Monday, September 7, 2009

Malawi - Africa's Friendly Heart

It is truly amazing the effect a border crossing can have on a person. The excitement of leaving one country for another is always mixed with a bit of trepidation of the unknown, but in the end, there is little more rewarding than having a fresh stamp punched in your passport. This was certainly the case for us as we passed from Tanzania into Malawi a few days ago.

We spent an unexpectedly grueling day - our supposed 10 hour bus trip turned into a 16 1/2 hour marathon - traveling through southern Tanzania. The scenery was again, quite beautiful and we even saw a few elephants as we climbed into the highlands before descending back to the hills around the northern tip of Lake Malawi. Other than the length of the trip it was actually quite uneventful and proved to us once again that Tanzania, more than any other country we had visited, truly is on the right track. The roads (other than some construction) are perfect, bus parks are relatively hassle free, and beautiful schools with covered walkways from building to building, line the roadside. Of course, we have no allusions that Tanzania is a rich or problem free country, but it was nice to see the early stages of effective development.

After a very brief rest in a hotel in the small town of Kyela, Tanzania we woke early to make it to the border and hopefully catch a bus. In fact, we were too early, but after a breakfast in no-man's-land (there was a decent stretch between the two border posts) we walked into Malawi. Kudos to Malawi on good first impressions. We payed no visa fee after paying $100 each to enter Tanzania.

The friendliness of Malawi was evident immediately upon entering the country. We were sent in the right direction by some police officers and rode with an ever-laughing cab driver to a nearby town. From there we caught a bus for Mzuzu, about half way to our destination of Lilongwe. The trip followed the shore of Lake Malawi for most of the way before climbing into the arid mountains that line the coast. The landscape was nice, definitely not as spectacular as some of the places we had seen in East Africa, but the people more than made up for it. Our first observation was that it seemed everyone was smiling or laughing. And whats more, not one person tried to rip us off!
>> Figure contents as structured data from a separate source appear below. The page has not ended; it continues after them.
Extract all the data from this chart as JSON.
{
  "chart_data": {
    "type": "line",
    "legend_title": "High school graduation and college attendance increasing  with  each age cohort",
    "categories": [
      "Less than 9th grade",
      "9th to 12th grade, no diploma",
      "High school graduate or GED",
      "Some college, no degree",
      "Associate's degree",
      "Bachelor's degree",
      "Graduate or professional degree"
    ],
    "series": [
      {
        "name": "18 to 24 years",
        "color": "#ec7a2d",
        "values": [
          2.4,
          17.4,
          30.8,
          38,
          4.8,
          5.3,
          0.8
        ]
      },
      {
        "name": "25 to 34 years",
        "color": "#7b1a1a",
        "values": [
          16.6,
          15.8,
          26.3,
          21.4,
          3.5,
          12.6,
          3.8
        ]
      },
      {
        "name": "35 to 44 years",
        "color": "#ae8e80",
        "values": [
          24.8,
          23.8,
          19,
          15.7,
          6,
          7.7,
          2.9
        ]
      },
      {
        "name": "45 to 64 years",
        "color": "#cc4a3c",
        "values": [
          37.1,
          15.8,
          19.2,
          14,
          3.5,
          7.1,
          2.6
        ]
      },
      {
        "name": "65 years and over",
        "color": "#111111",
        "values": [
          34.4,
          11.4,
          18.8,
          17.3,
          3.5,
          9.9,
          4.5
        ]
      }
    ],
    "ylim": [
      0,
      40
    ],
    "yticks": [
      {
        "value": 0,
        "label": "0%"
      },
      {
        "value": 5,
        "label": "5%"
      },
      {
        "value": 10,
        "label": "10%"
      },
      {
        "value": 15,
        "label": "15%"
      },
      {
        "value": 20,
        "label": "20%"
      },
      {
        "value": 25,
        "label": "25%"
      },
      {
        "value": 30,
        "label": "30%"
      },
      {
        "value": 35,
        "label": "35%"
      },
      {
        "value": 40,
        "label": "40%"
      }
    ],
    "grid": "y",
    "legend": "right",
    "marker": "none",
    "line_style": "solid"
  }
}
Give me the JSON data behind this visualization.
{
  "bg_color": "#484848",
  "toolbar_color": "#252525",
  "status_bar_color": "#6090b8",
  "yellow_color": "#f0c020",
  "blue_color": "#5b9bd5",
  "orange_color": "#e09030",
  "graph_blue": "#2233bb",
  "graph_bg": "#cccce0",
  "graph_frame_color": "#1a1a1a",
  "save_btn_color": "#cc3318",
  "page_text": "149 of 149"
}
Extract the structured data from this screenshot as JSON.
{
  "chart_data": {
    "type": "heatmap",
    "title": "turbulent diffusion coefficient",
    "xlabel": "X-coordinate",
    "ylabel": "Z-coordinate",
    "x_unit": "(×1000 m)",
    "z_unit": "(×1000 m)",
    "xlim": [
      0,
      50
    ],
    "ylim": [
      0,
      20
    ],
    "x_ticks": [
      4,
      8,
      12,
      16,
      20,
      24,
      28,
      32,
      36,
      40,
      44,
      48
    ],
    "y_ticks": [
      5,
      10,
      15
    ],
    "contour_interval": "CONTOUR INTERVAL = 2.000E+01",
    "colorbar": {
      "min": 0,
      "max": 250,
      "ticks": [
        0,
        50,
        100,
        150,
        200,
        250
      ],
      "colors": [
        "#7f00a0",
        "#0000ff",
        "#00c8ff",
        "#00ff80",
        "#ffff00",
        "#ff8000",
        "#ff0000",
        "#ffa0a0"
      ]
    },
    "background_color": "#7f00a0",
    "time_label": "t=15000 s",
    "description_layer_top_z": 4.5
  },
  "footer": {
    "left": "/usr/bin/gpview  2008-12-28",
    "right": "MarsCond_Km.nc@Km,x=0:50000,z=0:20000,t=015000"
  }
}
Six hours later we arrived in Mzuzu and immediately boarded another bus for Lilongwe. Like Tanzania the roads were great and the towns seemed even neater and more orderly. The only thing that struck us as negative about our first day in Malawi was the massive amounts of deforestation we passed along the way from Mzuzu to Lilongwe. Once we left the lake shore small, beautiful forests gave way to massive swaths of downed timber. As Malawi is a very poor country the scene certainly posed the question of how to go about balanced, controlled and responsible development; a question that all African nations are struggling with. The devastation went on for hours but our attention was soon robbed as the bus driver switched the radio station to the Malawi World Cup qualifying game against Guinea. The people listened intently to the rabid announcer as he switched from English to the local language and back again as he became more and more excited. In the end Malawi won 2-1 and the bus celebrated with smiles and polite clapping.

We finally arrived in Lilongwe, Malawi's administrative capital, just as it became dark and had little time or energy left to do anything but put up our tent. Having not seen much of the town we spent all of yesterday wandering the streets. A guidebook we glanced at in Tanzania had called Lilongwe "the most mundane of African capitals," and we would probably agree. It is quiet, the streets are clean, and the typical hawkers and street vendors are almost entirely absent. So, a suggestion to the guidebook writers: change the entry for Lilongwe to, "wonderfully mundane." We were able to walk around town, largely ignored, eat a great meal and even go grocery shopping at an "American-style" shop; a true luxury at this point and something that we could not have imagined even a few days ago. Today we wandered through the wood carvings market (there are some incredible pieces that we wish we had the bag space to bring with us) and were not pestered more than being invited to look at each person's stall.

We will camp in Lilongwe again tonight, probably lulled to sleep by the laughing of the hyena's that wander right into town, before heading back toward Lake Malawi tomorrow morning. We plan on spending a day or two before heading southwards towards Mozambique. Happy Labor Day to everyone and best wishes to all of you starting a new school year!

1 comment:

  1. The people we just stayed with in Geneva just returned from living 4 years in Malawi-the dad works for the UN. They said it was the most amazing and friendliest place ever! Sounds like they were right on!